Essa área começou a ser urbanizada aos poucos e habitada de forma mais visível a partir de 1994. Foi só nesse ano que os caseiros começaram a sair, e os sítios deram lugar aos prédios. Agora é um lugar totalmente diferente de quando conheci. Escolhi esse lugar para morar porque aqui é tranquilo e não tem violência. O portão da minha casa fica aberto. Essa é a realidade da Vila Autódromo até hoje.
Nunca gostei de política, mas sempre gostei de ajudar, em especial nas atividades com crianças. Meu ativismo social começou na escola da minha filha. Com o tempo, descobri que a escola tinha uma verba rotativa. Quando tinha noticias que uma família estava sem dinheiro para comida ou remédio, eu ia até a diretora. Educadamente, falava com ela que a família precisava de ajuda e pedia para comprar o remédio ou uma cesta básica para a criança.

Com o tempo, a direção da escola passou a não me ver com bons olhos, mas fui eleita de forma espontânea como representante dos alunos e pais no conselho de educação. Este conselho se reunia junto com a prefeitura mensalmente. Descobri que aconteciam desvios de matérias desde papéis até arroz, feijão, enfim, comida para merenda das crianças.

A comida era péssima. Muitas crianças reclamavam que tinha gosto de cocô. Achava que era exagero, mas fui comer um dia na escola e senti o cheiro de fezes no feijão. Na reunião com a secretaria municipal de educação falei a verdade. Cada vez mais a diretora me detestava. Minha filha passou a ser perseguida na escola. Minha militância política começou ali.

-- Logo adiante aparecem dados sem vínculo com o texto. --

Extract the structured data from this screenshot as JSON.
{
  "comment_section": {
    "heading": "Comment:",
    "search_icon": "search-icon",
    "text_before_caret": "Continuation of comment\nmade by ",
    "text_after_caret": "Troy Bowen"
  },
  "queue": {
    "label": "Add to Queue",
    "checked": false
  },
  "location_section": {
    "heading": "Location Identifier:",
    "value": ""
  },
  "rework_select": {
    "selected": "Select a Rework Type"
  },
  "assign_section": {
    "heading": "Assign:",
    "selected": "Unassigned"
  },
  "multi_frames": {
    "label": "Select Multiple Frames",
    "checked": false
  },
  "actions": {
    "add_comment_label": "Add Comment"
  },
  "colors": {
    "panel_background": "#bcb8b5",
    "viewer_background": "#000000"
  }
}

Meu trabalho com as crianças foi o principal motivo que me fez aceitar participar da associação de moradores, mas depois vieram as ameaças de remoções. Primeiro com nome de Jogos Panamericanos. Agora com o nome de Jogos Olímpicos. Os eventos são só uma desculpa. A verdade é que os empresários não aceitam que gente humilde como nós viva entre eles. A terra valorizou muito. Agora, eles querem o terreno para construir grandes projetos imobiliários e usam os eventos como desculpa, ou criminalizam o povo, dizendo que somos poluidores.

O governo nos roubou tudo. Nosso tempo com a família. Meu ativismo social com as crianças. Nossa paz. Não sobra tempo para nada. Está muito pesado. As pessoas têm medo de se envolver com a Associação de Moradores. A gente corre risco porque lutamos contra tudo. Contra as empresas privadas; contra o capitalismo, que tenta passar com o trator por cima da gente e derrubar a comunidade; contra o governo, que não respeita nossos direitos.

Já trabalhei na empresa Sharp Corporation. Saí porque tinha roubo, e aquilo não era ambiente para mim. Ganhava seis salários mínimos na época. Você não me reconheceria. Andava de unha pintada, salto alto, roupa social, impecável. Larguei tudo para trabalhar com artes plásticas. Só não trabalho hoje porque não tenho como atender clientes e cumprir prazos, tendo que ir toda hora à Defensoria Pública e às manifestações.

Não sei se vamos conseguir uma solução favorável para comunidade, mas temos que fazer resistência e batalhar. Para mim, lutar pela Vila Autódromo é lutar por humanismo e cidadania. E não vou parar.”